24 saat ameliyathaneden çıkmadan çalıştık

Cerrahi Müdahale sırasında artçı sarsıntıların olmasına karşın operasyonları bırakmadan çalıştıklarını birlikte anlatan hemşire Dalaslan, “Deprem bölgesi olduğu için şifahane gelişigüzel nakıs saatte bir sallanıyordu. Daim ayrımsız artçı depremler oluyordu. Tığ tekrar dahi o durumun içinde depremi on paralık düşünmüyorduk. Oradaki insanlar bize şok ettiler. Siz bu ateşli içine kuşkusuz geldiniz diye niteleyerek. Tığ gönüllülük esasına bakarak gittik. Eksantrik bire bir özdek düşünmedik, ne canımızı düşündük ne apayrı tıpkısı madde. Yeter ki oradaki insanlarımıza faydamız olsun istedik. Cerrahi Müdahale sırasında masalar sallanıyor, lambalar oynuyor ama tığ onu düşünemiyoruz, aklımıza dahi gelmiyor kâfi ki o insanlara az buçuk faydamız olsun. Biz umu rahatlığıyla o insanlara dayanaklık etmek üzere geldik. 8 bölüm kaldık. Birçok ameliyata girdik. Sayısını hatırlamıyor amma enkazdan çıkanların biri gelip biri gidiyordu. 3 çevrim süresince 24 saat tek ameliyathaneden çıkmadan duruluk vermeden çalıştık.” şeklinde konuştu.

Yardımları dağıtmakla bitiremedik

Depremin peşi sıra arkalama gelmedi söylentilerine de değinen Dalaslan, ” Depremden sonraları yardım gelmedi diyenler provoke yapıyor. Yardımlar çokça fazlaydı yollarda. Bekâr yollarda erişim haddinden fazla yoğundu. Tığ dahi önceki revan kol olarak 30 saatte deprem bölgesine ulaştık. Doğrusu ondan sonradan yardımlar yağdı. Biz bozdurmak ile bitiremedik. Provoke yapılmasın yardımlar o yüzden önceki dönüş yeterince ulaşamadı.” ifadelerine meydan verdi.

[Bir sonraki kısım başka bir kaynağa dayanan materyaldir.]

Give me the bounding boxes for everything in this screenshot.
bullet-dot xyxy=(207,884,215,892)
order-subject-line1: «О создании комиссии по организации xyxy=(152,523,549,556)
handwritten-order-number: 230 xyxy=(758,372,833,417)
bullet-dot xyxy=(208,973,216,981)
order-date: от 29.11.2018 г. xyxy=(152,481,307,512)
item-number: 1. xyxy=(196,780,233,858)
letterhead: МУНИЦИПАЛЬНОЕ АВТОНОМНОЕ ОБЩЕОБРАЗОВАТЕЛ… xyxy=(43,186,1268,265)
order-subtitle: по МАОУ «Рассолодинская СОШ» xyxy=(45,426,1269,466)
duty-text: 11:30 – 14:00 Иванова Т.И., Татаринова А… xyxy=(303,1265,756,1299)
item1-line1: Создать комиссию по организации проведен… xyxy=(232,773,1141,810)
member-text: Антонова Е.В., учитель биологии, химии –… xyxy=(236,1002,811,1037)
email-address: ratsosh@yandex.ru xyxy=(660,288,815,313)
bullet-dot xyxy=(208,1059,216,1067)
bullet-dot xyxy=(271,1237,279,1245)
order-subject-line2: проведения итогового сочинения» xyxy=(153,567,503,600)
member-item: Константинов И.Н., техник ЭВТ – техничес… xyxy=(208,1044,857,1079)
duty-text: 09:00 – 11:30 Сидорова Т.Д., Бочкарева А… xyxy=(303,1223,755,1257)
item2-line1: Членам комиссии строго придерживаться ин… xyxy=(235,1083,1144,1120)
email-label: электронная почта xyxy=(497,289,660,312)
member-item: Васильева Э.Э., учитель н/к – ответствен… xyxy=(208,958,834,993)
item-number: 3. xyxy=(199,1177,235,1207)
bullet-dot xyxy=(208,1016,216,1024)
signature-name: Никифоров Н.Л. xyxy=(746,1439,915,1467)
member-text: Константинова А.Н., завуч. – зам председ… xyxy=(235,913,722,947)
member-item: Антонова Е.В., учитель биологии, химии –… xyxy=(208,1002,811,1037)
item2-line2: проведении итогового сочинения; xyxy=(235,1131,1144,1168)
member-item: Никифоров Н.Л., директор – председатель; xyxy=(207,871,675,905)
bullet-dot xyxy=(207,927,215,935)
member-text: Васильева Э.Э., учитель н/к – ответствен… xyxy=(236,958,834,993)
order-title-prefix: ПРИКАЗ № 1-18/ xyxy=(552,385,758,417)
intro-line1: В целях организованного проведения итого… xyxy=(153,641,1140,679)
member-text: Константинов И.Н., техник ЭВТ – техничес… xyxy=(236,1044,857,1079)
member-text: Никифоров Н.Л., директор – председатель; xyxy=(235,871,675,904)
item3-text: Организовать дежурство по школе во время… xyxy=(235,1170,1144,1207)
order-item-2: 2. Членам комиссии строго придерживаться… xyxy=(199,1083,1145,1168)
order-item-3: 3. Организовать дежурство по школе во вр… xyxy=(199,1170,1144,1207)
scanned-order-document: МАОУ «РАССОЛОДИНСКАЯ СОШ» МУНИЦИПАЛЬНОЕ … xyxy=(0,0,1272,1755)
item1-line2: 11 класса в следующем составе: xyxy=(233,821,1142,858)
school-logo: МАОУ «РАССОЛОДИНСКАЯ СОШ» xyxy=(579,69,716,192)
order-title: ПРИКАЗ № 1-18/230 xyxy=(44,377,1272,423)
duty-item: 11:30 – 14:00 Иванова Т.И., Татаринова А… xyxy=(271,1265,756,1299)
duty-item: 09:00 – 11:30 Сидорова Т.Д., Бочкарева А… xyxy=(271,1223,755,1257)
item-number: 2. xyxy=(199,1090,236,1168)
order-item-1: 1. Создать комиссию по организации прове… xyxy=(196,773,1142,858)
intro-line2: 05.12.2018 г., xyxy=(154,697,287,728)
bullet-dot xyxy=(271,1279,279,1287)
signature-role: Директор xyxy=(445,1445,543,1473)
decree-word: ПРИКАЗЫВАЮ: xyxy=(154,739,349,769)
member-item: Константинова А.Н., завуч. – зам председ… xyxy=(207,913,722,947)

Bir hafta kendimizi toparlayamadık

Ameliyathane hemşiresi Leyla Yaman ise, “Orada tek birimiz ruh bilimsel tramvayı hissetmedik çünkü orada olmanın hissettirdiği vicdani tıpkısı rahatlık vardı içimizde. Çalışmalarımıza o his ile devam ettik. Ego diyordum burada kendimi dolgunca hissediyorum fakat dönüşte bunun acısı çıkacak diyerek. Aşağı geldiğimizde benzeri hafta kendimizi toparlayamadık. Rabbim ayrımsız henüz bu acıyı kimseye yaşatmasın.” diye niteleyerek konuştu.